Sotomayor: What was revealed
Did the Senate confirmation hearings reveal more about the Republicans than they did about the Supreme Court nominee?
Maybe wise Latinas really are smarter than white males, said John Nichols in The Nation. That’s certainly how it looked last week, as Republicans on the Senate Judiciary Committee tried to derail the confirmation of Sonia Sotomayor, President Obama’s first pick for the Supreme Court. One after another, conservative senators with dubious civil-rights records took turns berating Sotomayor for voicing the opinion, years ago, that a “wise Latina” would “more often than not” reach better judicial conclusions than a white male. But a serene, thoughtful Sotomayor refused to take the bait, and as the week wore on, the GOP had no choice but to “throw in the towel.”
She will be confirmed, said Jim Geraghty in National Review Online, but at a heavy cost to liberal Democrats. Republicans went easy on Sotomayor because she spent the week agreeing with them, disowning and rejecting every tenet of liberal judicial activism. Her own philosophy, she told the panel, was “simple: fidelity to the law,” explicitly disavowing the idea that her ethnicity and gender would shape her interpretation of the law. No one “thinks she actually believed what she was saying,” said Terry Eastland in The Weekly Standard, but who cares? As a replacement for the liberal Justice David Souter, Sotomayor won’t alter the political balance of the court, and in her hearings she set a new, conservative standard that Obama’s future nominees will have to meet, or risk being rejected as “more extreme than Sotomayor.”

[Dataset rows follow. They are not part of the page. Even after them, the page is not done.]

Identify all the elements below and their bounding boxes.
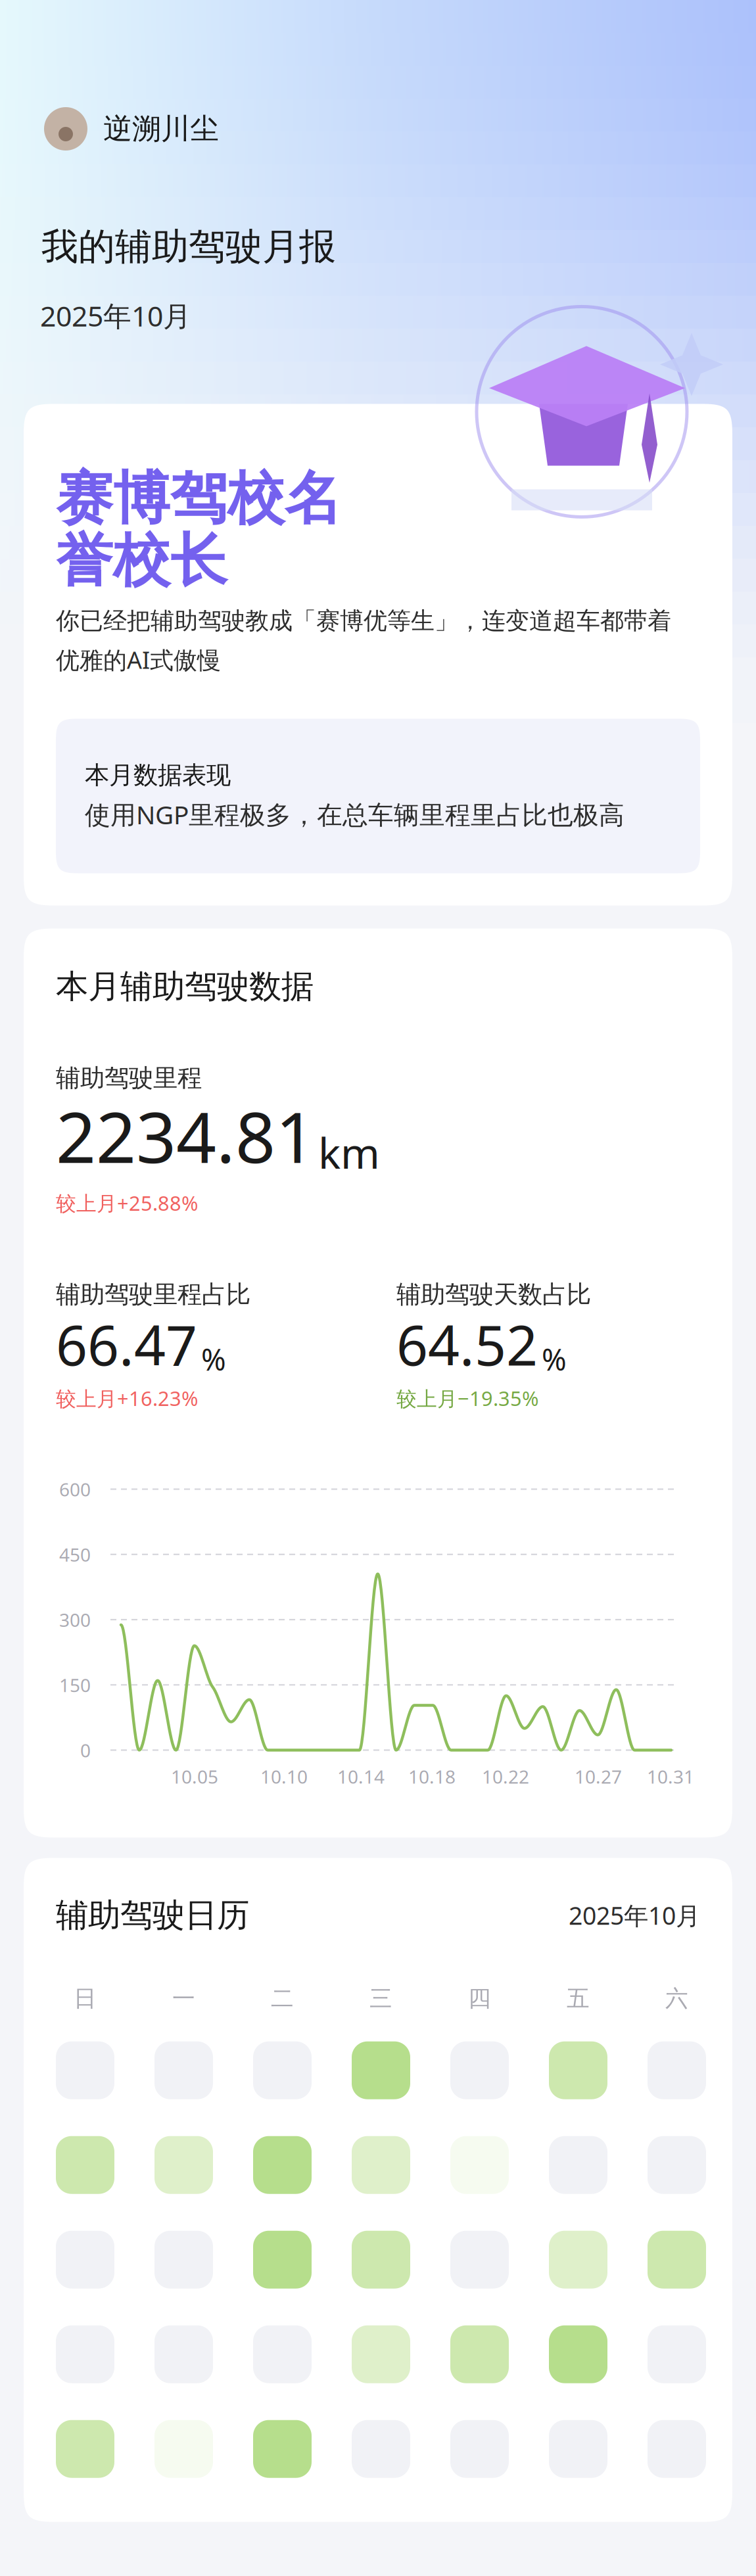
staticText: 0 [80, 1738, 91, 1762]
staticText: 誉校长 [56, 526, 227, 596]
staticText: 较上月+16.23% [56, 1385, 198, 1412]
staticText: 五 [567, 1984, 590, 2012]
staticText: % [201, 1339, 226, 1379]
staticText: 66.47 [56, 1308, 197, 1381]
staticText: 你已经把辅助驾驶教成「赛博优等生」，连变道超车都带着 [56, 606, 671, 635]
staticText: 辅助驾驶里程占比 [56, 1279, 250, 1310]
staticText: 优雅的AI式傲慢 [56, 644, 221, 675]
staticText: 日 [74, 1984, 97, 2012]
staticText: 本月辅助驾驶数据 [56, 967, 314, 1006]
staticText: % [542, 1339, 567, 1379]
staticText: 辅助驾驶日历 [56, 1895, 249, 1935]
staticText: 2234.81 [56, 1089, 316, 1182]
staticText: 较上月+25.88% [56, 1190, 198, 1216]
staticText: 10.27 [575, 1764, 622, 1789]
staticText: 逆溯川尘 [103, 111, 219, 147]
staticText: 辅助驾驶天数占比 [396, 1279, 591, 1310]
staticText: 2025年10月 [40, 297, 191, 334]
staticText: 三 [369, 1984, 392, 2012]
staticText: 本月数据表现 [85, 760, 231, 790]
staticText: 450 [59, 1542, 91, 1567]
staticText: 10.22 [482, 1764, 529, 1789]
staticText: 150 [59, 1673, 91, 1697]
staticText: 四 [468, 1984, 491, 2012]
staticText: 10.05 [171, 1764, 218, 1789]
staticText: 赛博驾校名 [56, 464, 342, 534]
staticText: 64.52 [396, 1308, 538, 1381]
staticText: 10.10 [260, 1764, 308, 1789]
staticText: 二 [271, 1984, 294, 2012]
staticText: 一 [172, 1984, 195, 2012]
staticText: 2025年10月 [569, 1899, 700, 1932]
staticText: 10.14 [337, 1764, 385, 1789]
staticText: 10.31 [647, 1764, 694, 1789]
staticText: 辅助驾驶里程 [56, 1063, 202, 1093]
staticText: 600 [59, 1477, 91, 1501]
staticText: 我的辅助驾驶月报 [41, 224, 336, 269]
staticText: 300 [59, 1607, 91, 1632]
staticText: 使用NGP里程极多，在总车辆里程里占比也极高 [85, 797, 625, 831]
staticText: 较上月−19.35% [396, 1385, 538, 1412]
staticText: 10.18 [408, 1764, 456, 1789]
staticText: 六 [665, 1984, 688, 2012]
button[interactable]: 逆溯川尘 [44, 107, 219, 151]
staticText: km [318, 1124, 380, 1180]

Republicans can congratulate themselves all they like, said Frank Rich in The New York Times, but in these hearings, they nailed shut their own coffins. Clearly chagrined that a Latina would soon be sitting on the Supreme Court, Sen. Jeff Sessions of Alabama and his colleagues framed virtually every question in terms of “race, ethnicity, and gender.” They lectured Sotomayor on the “proper role” of judges, suggested she was a bitch for the way she questioned male lawyers, and badgered her to promise she wouldn’t take away the white man’s rights. It would have been funny had it not been so absurd, said Kathleen Parker in The Washington Post. “Are we to infer that men of European descent are never unduly influenced by their own ethnicity, gender, or political preferences?” In the end, Sotomayor may have revealed little—but Republicans, unfortunately, revealed themselves as a party of grouchy holdouts from an era in which women and minorities knew their place.